The other great meal we had was just round the corner. We’d walked past Da Ninì, Via Vittorio Emmanuele, several times and I’d been intrigued. I was particularly drawn by the brief whiff of a menu – a few scribblings on a board on the roadside, another on the frontage.
A small menu is generally a very good sign. A long, long menu can be the exact opposite – indicating no consideration, no variation and a dubious relationship with the industrialised food chain. With the implications of the latter a prioritising of cheap-as-possible over quality or seasonality.
Basically they were just serving fish, caught a few miles away, unloaded down the road, and cooked on barbeque set up on the road-side. The best seafood I’ve eaten in my life has had this sort of immediacy – mackerel we caught ourselves in Devon as kids; prawns in a Hong Kong night market that we alive moments before; the first tuna steak I ever ate in Bali; mussels straight from the rocks in New Zealand. OK, maybe not the latter. We weren’t experts and, well, see above.
We had orata (bream; Sparus aurata) and spigola (seabass; Dicentrarchus labrax).* They had a salt crust and, well, that’s it. Fresh, simple, delicious. We also had some large prawns, which I doubt were local or sustainable.

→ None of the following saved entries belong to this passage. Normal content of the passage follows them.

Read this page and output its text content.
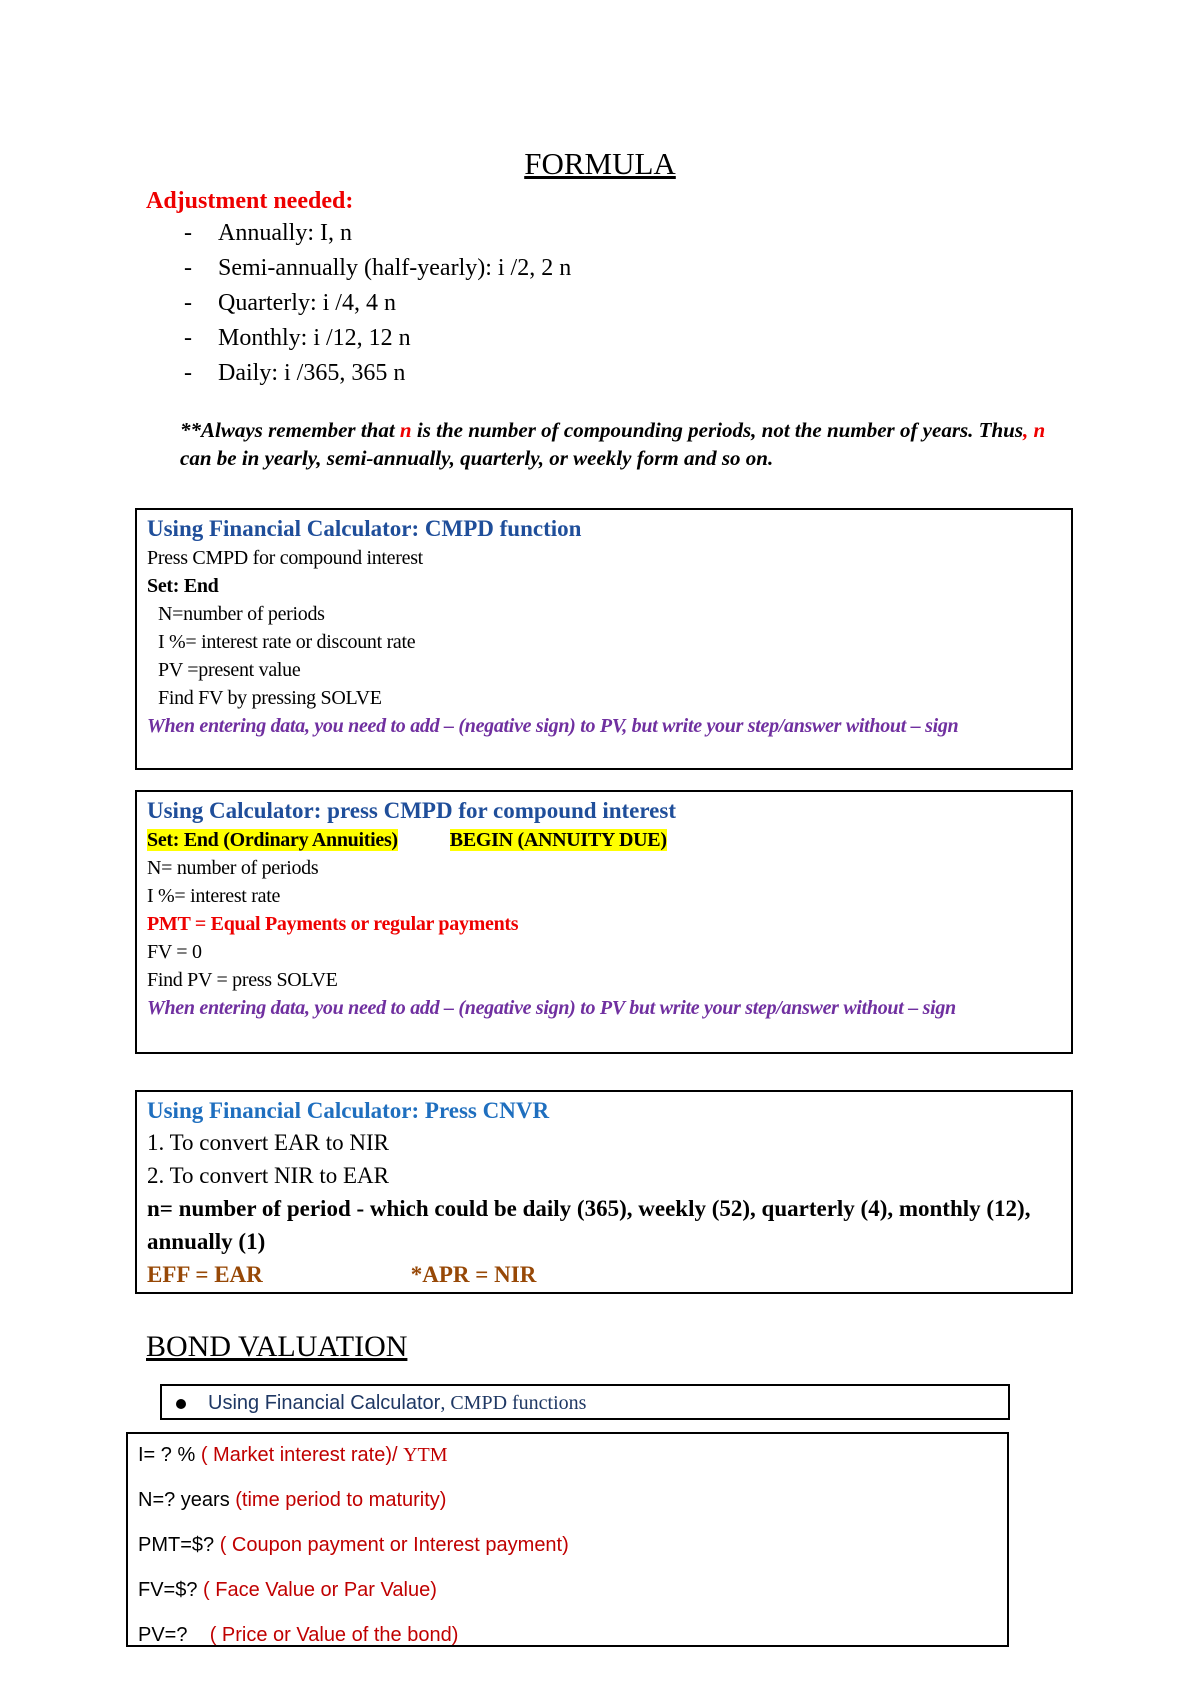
FORMULA
Adjustment needed:
- Annually: I, n
- Semi-annually (half-yearly): i /2, 2 n
- Quarterly: i /4, 4 n
- Monthly: i /12, 12 n
- Daily: i /365, 365 n
**Always remember that n is the number of compounding periods, not the number of years. Thus, n can be in yearly, semi-annually, quarterly, or weekly form and so on.
Using Financial Calculator: CMPD function
Press CMPD for compound interest
Set: End
N=number of periods
I %= interest rate or discount rate
PV =present value
Find FV by pressing SOLVE
When entering data, you need to add – (negative sign) to PV, but write your step/answer without – sign
Using Calculator: press CMPD for compound interest
Set: End (Ordinary Annuities)	BEGIN (ANNUITY DUE)
N= number of periods
I %= interest rate
PMT = Equal Payments or regular payments
FV = 0
Find PV = press SOLVE
When entering data, you need to add – (negative sign) to PV but write your step/answer without – sign
Using Financial Calculator: Press CNVR
1. To convert EAR to NIR
2. To convert NIR to EAR
n= number of period - which could be daily (365), weekly (52), quarterly (4), monthly (12), annually (1)
EFF = EAR	*APR = NIR
BOND VALUATION
Using Financial Calculator, CMPD functions
I= ? % ( Market interest rate)/ YTM
N=? years (time period to maturity)
PMT=$? ( Coupon payment or Interest payment)
FV=$? ( Face Value or Par Value)
PV=?    ( Price or Value of the bond)
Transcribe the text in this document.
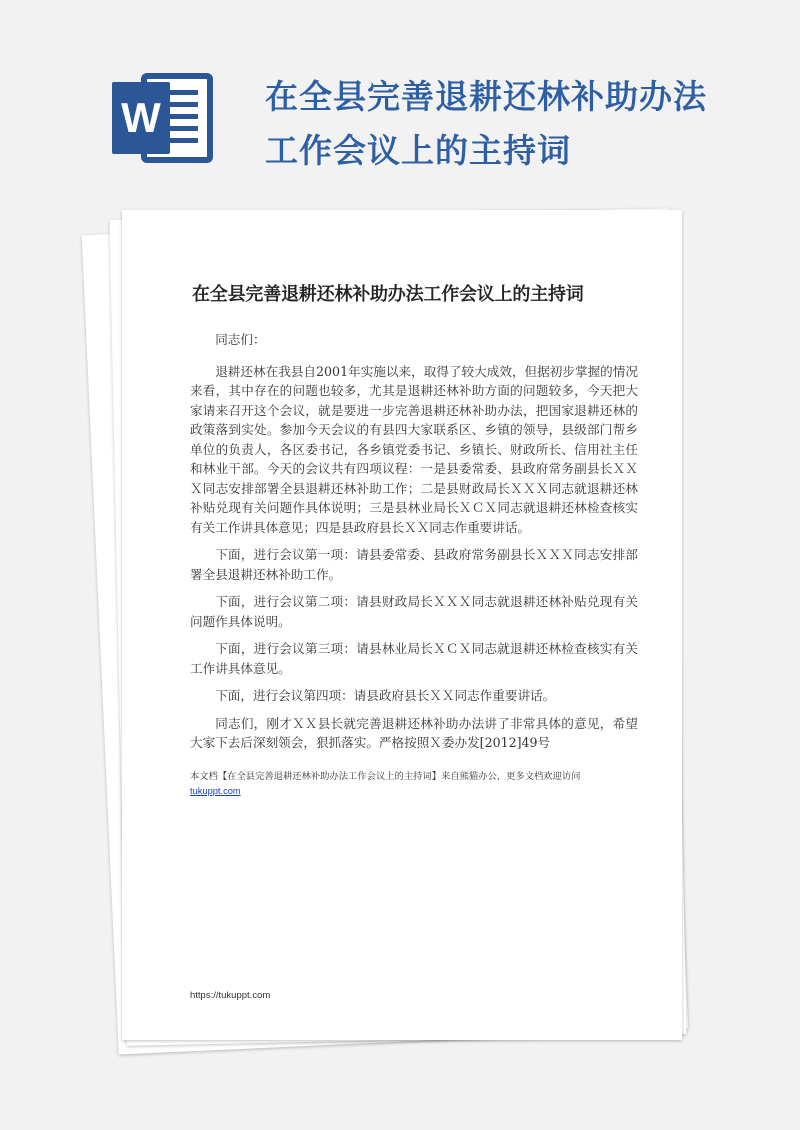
W	在全县完善退耕还林补助办法
工作会议上的主持词
在全县完善退耕还林补助办法工作会议上的主持词

同志们：

退耕还林在我县自2001年实施以来，取得了较大成效，但据初步掌握的情况来看，其中存在的问题也较多，尤其是退耕还林补助方面的问题较多，今天把大家请来召开这个会议，就是要进一步完善退耕还林补助办法，把国家退耕还林的政策落到实处。参加今天会议的有县四大家联系区、乡镇的领导，县级部门帮乡单位的负责人，各区委书记，各乡镇党委书记、乡镇长、财政所长、信用社主任和林业干部。今天的会议共有四项议程：一是县委常委、县政府常务副县长ＸＸＸ同志安排部署全县退耕还林补助工作；二是县财政局长ＸＸＸ同志就退耕还林补贴兑现有关问题作具体说明；三是县林业局长ＸＣＸ同志就退耕还林检查核实有关工作讲具体意见；四是县政府县长ＸＸ同志作重要讲话。

下面，进行会议第一项：请县委常委、县政府常务副县长ＸＸＸ同志安排部署全县退耕还林补助工作。

下面，进行会议第二项：请县财政局长ＸＸＸ同志就退耕还林补贴兑现有关问题作具体说明。

下面，进行会议第三项：请县林业局长ＸＣＸ同志就退耕还林检查核实有关工作讲具体意见。

下面，进行会议第四项：请县政府县长ＸＸ同志作重要讲话。

同志们，刚才ＸＸ县长就完善退耕还林补助办法讲了非常具体的意见，希望大家下去后深刻领会，狠抓落实。严格按照Ｘ委办发[2012]49号

本文档【在全县完善退耕还林补助办法工作会议上的主持词】来自熊猫办公，更多文档欢迎访问
tukuppt.com
https://tukuppt.com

They’re among my fave foods, but I try not to eat prawns too much as they’re probably the most environmentally problematic seafood. Never mind the recent reports of slavery in the trade. I wish I’d asked, but it’s done now.**
These three meals were all excellent and frankly the ethical issue of a few prawns at Ninì is arguably minor in comparison to the ethical issues related to the large scale industrial food supply chain that most British restaurants and pubs engage with. I was about to rant about this issue more here, but I don’t want to sully my holiday memories, so I’ll save it for a later post.